In the shadow of stadium cranes and the hum of construction, a quieter transformation is taking place across American cities. The World Cup, that quadrennial carnival of football, is reshaping the labour market long before a single match is played. Hospitality jobs are surging, and with them comes a fascinating shift in who works, where, and for how long.
Consider the numbers: hotels in host cities from New York to Los Angeles are reporting a 30% increase in hiring compared to the same period last year. Restaurants are extending their hours, and event spaces are being retrofitted with new kitchens and bars. The demand is not just for chefs and servers, but for a new class of temporary hospitality worker: the match-day specialist.

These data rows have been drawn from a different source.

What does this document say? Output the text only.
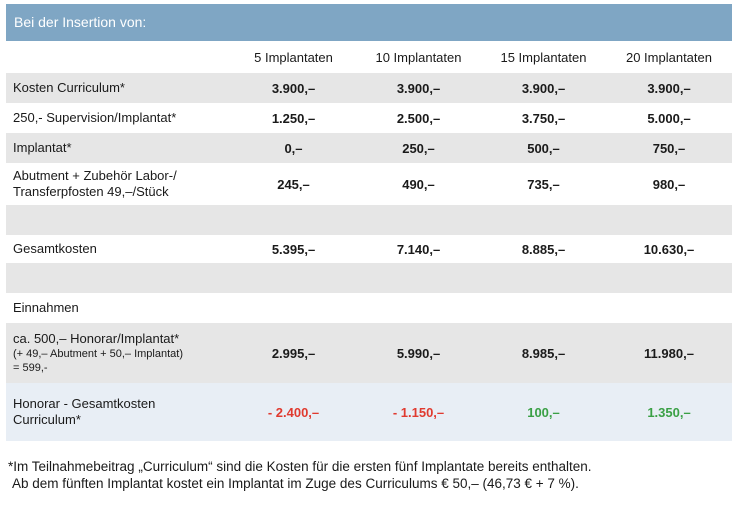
Bei der Insertion von:
5 Implantaten	10 Implantaten	15 Implantaten	20 Implantaten
Kosten Curriculum*	3.900,–	3.900,–	3.900,–	3.900,–
250,- Supervision/Implantat*	1.250,–	2.500,–	3.750,–	5.000,–
Implantat*	0,–	250,–	500,–	750,–
Abutment + Zubehör Labor-/
Transferpfosten 49,–/Stück	245,–	490,–	735,–	980,–
Gesamtkosten	5.395,–	7.140,–	8.885,–	10.630,–
Einnahmen
ca. 500,– Honorar/Implantat*
(+ 49,– Abutment + 50,– Implantat)
= 599,-
2.995,–	5.990,–	8.985,–	11.980,–
Honorar - Gesamtkosten
Curriculum*	- 2.400,–	- 1.150,–	100,–	1.350,–
*Im Teilnahmebeitrag „Curriculum“ sind die Kosten für die ersten fünf Implantate bereits enthalten.
Ab dem fünften Implantat kostet ein Implantat im Zuge des Curriculums € 50,– (46,73 € + 7 %).
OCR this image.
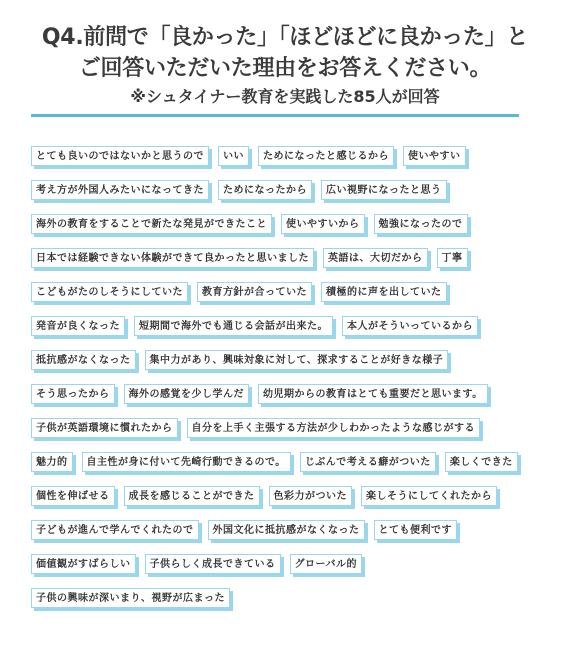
Q4.前問で「良かった」「ほどほどに良かった」と
ご回答いただいた理由をお答えください。
※シュタイナー教育を実践した85人が回答
とても良いのではないかと思うので	いい	ためになったと感じるから	使いやすい
考え方が外国人みたいになってきた	ためになったから	広い視野になったと思う
海外の教育をすることで新たな発見ができたこと	使いやすいから	勉強になったので
日本では経験できない体験ができて良かったと思いました	英語は、大切だから	丁寧
こどもがたのしそうにしていた	教育方針が合っていた	積極的に声を出していた
発音が良くなった	短期間で海外でも通じる会話が出来た。	本人がそういっているから
抵抗感がなくなった	集中力があり、興味対象に対して、探求することが好きな様子
そう思ったから	海外の感覚を少し学んだ	幼児期からの教育はとても重要だと思います。
子供が英語環境に慣れたから	自分を上手く主張する方法が少しわかったような感じがする
魅力的	自主性が身に付いて先崎行動できるので。	じぶんで考える癖がついた	楽しくできた
個性を伸ばせる	成長を感じることができた	色彩力がついた	楽しそうにしてくれたから
子どもが進んで学んでくれたので	外国文化に抵抗感がなくなった	とても便利です
価値観がすばらしい	子供らしく成長できている	グローバル的
子供の興味が深いまり、視野が広まった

I spoke to Maria, a 24-year-old bartender in Atlanta, whose usual shift has doubled in length. “It’s not just the tourists,” she told me, shaking a cocktail with practiced ease. “It’s the corporate events, the fan zones, the media.” She earns more now, but the hours are punishing. She’s saving for a deposit on a flat, but she wonders what happens after the final whistle.

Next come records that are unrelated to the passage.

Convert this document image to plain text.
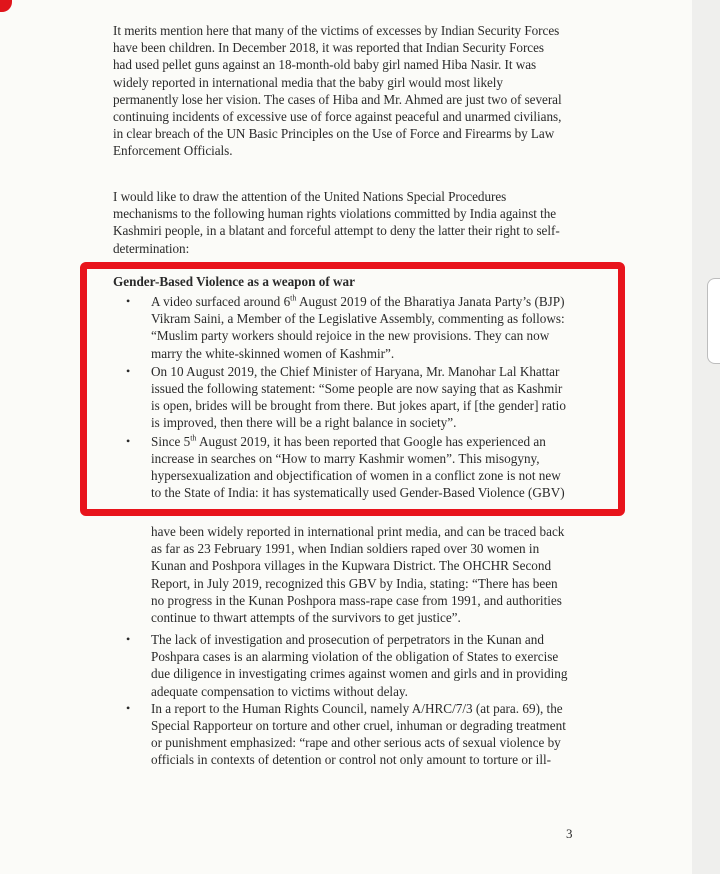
It merits mention here that many of the victims of excesses by Indian Security Forces

have been children. In December 2018, it was reported that Indian Security Forces

had used pellet guns against an 18-month-old baby girl named Hiba Nasir. It was

widely reported in international media that the baby girl would most likely

permanently lose her vision. The cases of Hiba and Mr. Ahmed are just two of several

continuing incidents of excessive use of force against peaceful and unarmed civilians,

in clear breach of the UN Basic Principles on the Use of Force and Firearms by Law

Enforcement Officials.

I would like to draw the attention of the United Nations Special Procedures

mechanisms to the following human rights violations committed by India against the

Kashmiri people, in a blatant and forceful attempt to deny the latter their right to self-

determination:

Gender-Based Violence as a weapon of war
• A video surfaced around 6th August 2019 of the Bharatiya Janata Party’s (BJP)
Vikram Saini, a Member of the Legislative Assembly, commenting as follows:
“Muslim party workers should rejoice in the new provisions. They can now
marry the white-skinned women of Kashmir”.
• On 10 August 2019, the Chief Minister of Haryana, Mr. Manohar Lal Khattar
issued the following statement: “Some people are now saying that as Kashmir
is open, brides will be brought from there. But jokes apart, if [the gender] ratio
is improved, then there will be a right balance in society”.
• Since 5th August 2019, it has been reported that Google has experienced an
increase in searches on “How to marry Kashmir women”. This misogyny,
hypersexualization and objectification of women in a conflict zone is not new
to the State of India: it has systematically used Gender-Based Violence (GBV)
have been widely reported in international print media, and can be traced back
as far as 23 February 1991, when Indian soldiers raped over 30 women in
Kunan and Poshpora villages in the Kupwara District. The OHCHR Second
Report, in July 2019, recognized this GBV by India, stating: “There has been
no progress in the Kunan Poshpora mass-rape case from 1991, and authorities
continue to thwart attempts of the survivors to get justice”.
• The lack of investigation and prosecution of perpetrators in the Kunan and
Poshpara cases is an alarming violation of the obligation of States to exercise
due diligence in investigating crimes against women and girls and in providing
adequate compensation to victims without delay.
• In a report to the Human Rights Council, namely A/HRC/7/3 (at para. 69), the
Special Rapporteur on torture and other cruel, inhuman or degrading treatment
or punishment emphasized: “rape and other serious acts of sexual violence by
officials in contexts of detention or control not only amount to torture or ill-
3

This is the human cost of mega-events. The World Cup will bring an estimated 5 million visitors to the US, injecting billions into the economy. But the jobs it creates are often precarious: temporary, seasonal, and lacking benefits. The surge masks a deeper fragility in the hospitality sector, where workers are still recovering from the pandemic’s blow.

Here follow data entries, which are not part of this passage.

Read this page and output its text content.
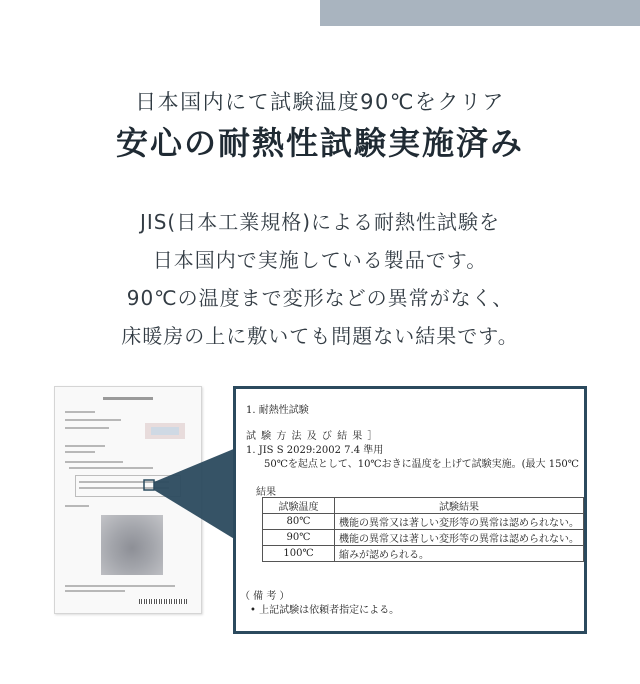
日本国内にて試験温度90℃をクリア
安心の耐熱性試験実施済み
JIS(日本工業規格)による耐熱性試験を
日本国内で実施している製品です。
90℃の温度まで変形などの異常がなく、
床暖房の上に敷いても問題ない結果です。
1. 耐熱性試験
試 験 方 法 及 び 結 果 ］
1. JIS S 2029:2002 7.4 準用
50℃を起点として、10℃おきに温度を上げて試験実施。(最大 150℃
結果
試験温度	試験結果
80℃	機能の異常又は著しい変形等の異常は認められない。
90℃	機能の異常又は著しい変形等の異常は認められない。
100℃	縮みが認められる。
（ 備 考 ）
• 上記試験は依頼者指定による。
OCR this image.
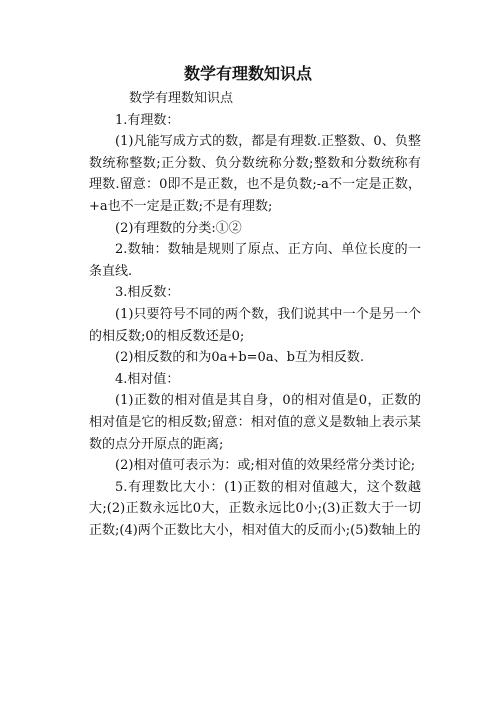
数学有理数知识点

数学有理数知识点

1.有理数：

(1)凡能写成方式的数，都是有理数.正整数、0、负整数统称整数;正分数、负分数统称分数;整数和分数统称有理数.留意：0即不是正数，也不是负数;-a不一定是正数，+a也不一定是正数;不是有理数;

(2)有理数的分类:①②

2.数轴：数轴是规则了原点、正方向、单位长度的一条直线.

3.相反数：

(1)只要符号不同的两个数，我们说其中一个是另一个的相反数;0的相反数还是0;

(2)相反数的和为0a+b=0a、b互为相反数.

4.相对值：

(1)正数的相对值是其自身，0的相对值是0，正数的相对值是它的相反数;留意：相对值的意义是数轴上表示某数的点分开原点的距离;

(2)相对值可表示为：或;相对值的效果经常分类讨论;

5.有理数比大小：(1)正数的相对值越大，这个数越大;(2)正数永远比0大，正数永远比0小;(3)正数大于一切正数;(4)两个正数比大小，相对值大的反而小;(5)数轴上的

The cultural shift is equally telling. Cities are rebranding themselves as “World Cup ready,” but the readiness is uneven. In Miami, luxury hotels are poaching staff from smaller establishments, driving up wages but also widening the gap between high-end and mid-range services. In Kansas City, the influx is more modest, but the city’s investment in public transport and street improvements feels like a long-overdue upgrade.
What does this mean for the average American? For now, it means more options for dining out and a buzz in the air. But as the tournament approaches, the pressure on housing and infrastructure will mount. The hospitality boom is a preview of a larger challenge: how do we build a workforce that can cope with the peaks of global events without burning out?
I think of Maria again. She’s excited for the World Cup, but she’s also pragmatic. “It’s a good gig while it lasts,” she said. And that, perhaps, is the true story of America’s preparation: a nation of temporary workers building a temporary city for a temporary spectacle. The question is what they will leave behind.